Meeting folks like Stephanie is perhaps the top reason I do Big Talk. I hope you tune in. If you miss the show this afternoon, come here tomorrow after I post the podcast link.

Old Man Shakes Fist At Fossil Fuel

It’s interesting and compelling enough that John Goodenough has invented a spectacular, needed, and invaluable device at the nearly-overripe age of 94. That’s what the story was about earlier this month in the New York Times.

Well, the story wasn’t even about him, per se; it was about old fogies like him being creative and innovative. The superannuated, we believe as a society, are good only for wearing adult diapers and forgetting their adult children’s names.

In other words, Go away wouldja?

The story’s a splash because — would you believe it?! — old bats and birds can actually, y’know, do things. By holy god, what’s next? The poor have wants, hopes, and dreams?

Nah.

Anyway, Goodenough is the guy who invented the lithium-ion battery back in 1980, when he was a callow youth of  57. And, by golly, even a 57 year old human hardly merits the air she or he gasps in this youth-obsessed world.

But 94? Sheesh, what, was he born before the Cubs last won the World Series? (As a matter of fact yes — shoot — I can’t use that one anymore.)

My mother was 92 when she turned in her timecard in 2014. She had countless grandchildren, more numerous great-grandchildren, and even a gang of great-great-grandchildren. She was ancient. I could hear her knees and hips click all the way down here in Bloomington when she was able to muster the energy to get up off the kitchen chair.
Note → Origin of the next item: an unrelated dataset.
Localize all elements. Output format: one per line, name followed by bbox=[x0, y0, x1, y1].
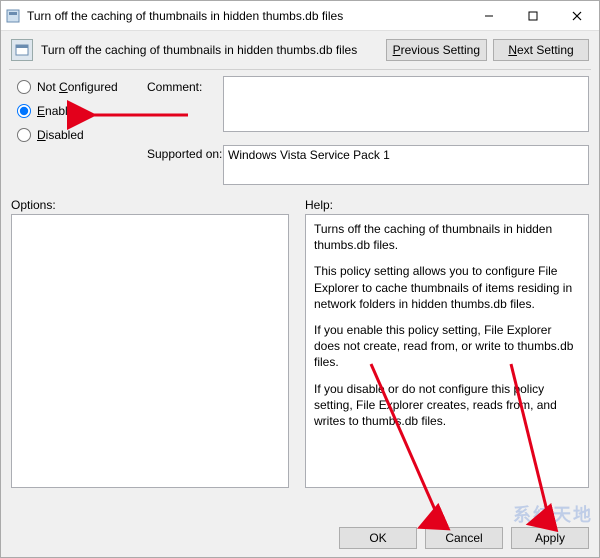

Heck, my own joints jangle like a tambourine every time I raise my body from the near-dead.

Nevertheless both Ma and I still had (and have) brains and hearts, contrary to the picture electronic media paints of anyone over the age of 25. For pity’s sake, the NYT story about elderly people being creative and innovative might as well have carried a screaming headline for all the preconceived notions it smashed.

And, yeah, that’s revolutionary enough but take a guess what Goodenough has invented now. I quote from the NYT piece:

He and his team at the University of Texas at Austin filed a patent application on a new kind of battery that, if it works as promised, would be so cheap, lightweight and safe that it would revolutionize electric cars and kill off petroleum-fueled vehicles.

Goodenough

Wait a flippin’ minute here! Lemme quote further from the press release from the University of Texas about this development:

Goodenough’s latest breakthrough, completed with Cockrell School senior research fellow Maria Helena Braga, is a low-cost all-solid-state battery that is noncombustible and has a long cycle life (battery life) with a high volumetric energy density and fast rates of charge and discharge.
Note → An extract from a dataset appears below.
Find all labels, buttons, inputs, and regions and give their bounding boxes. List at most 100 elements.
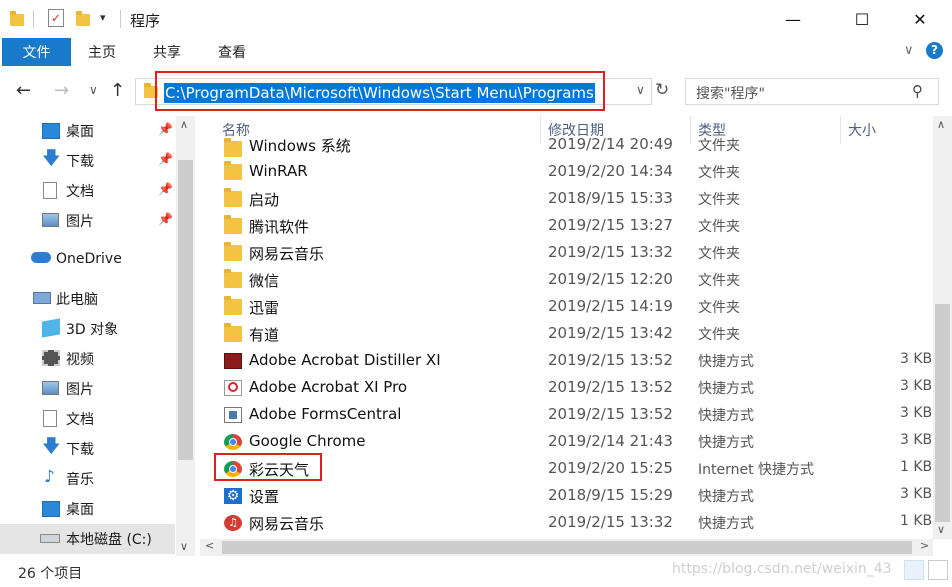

Here’s the inside dope from his own paper, published in the academic journal, Energy & Environmental Science. I ain’t gonna provide any quotes from the paper because I don’t understand a single goddamned word in it. It’s chock-full of terms like enthalpy, dielectric, and wet. In the context, I have no notion even of what wet means.
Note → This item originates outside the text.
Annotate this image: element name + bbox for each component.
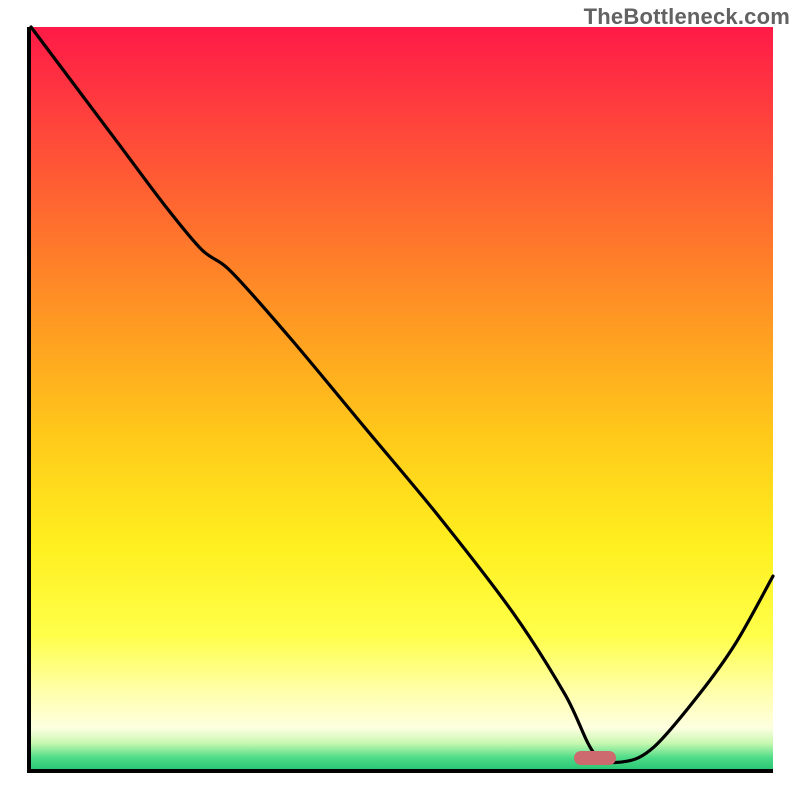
chart-container: TheBottleneck.com [0,0,800,800]
axes-frame [27,27,773,773]
optimal-marker [574,751,616,765]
In any case, this battery can relegate fossil-fuel cars to the Museum of Quaint Stuff. That is, if such a thing exists — and I’m sure it does. Probably has things like mood rings, Pong consoles, and Google Glasses.

So, that’s where we are in the year of somebody’s lord, 2017? The oil barons, sheiks, pirates, and lobbyists have so taken control of this world and the ways we think that the announcement that a battery that can safely, efficiently, dependably, and inexpensively power your hot rod is noteworthy solely because some outlier old coot invented it?!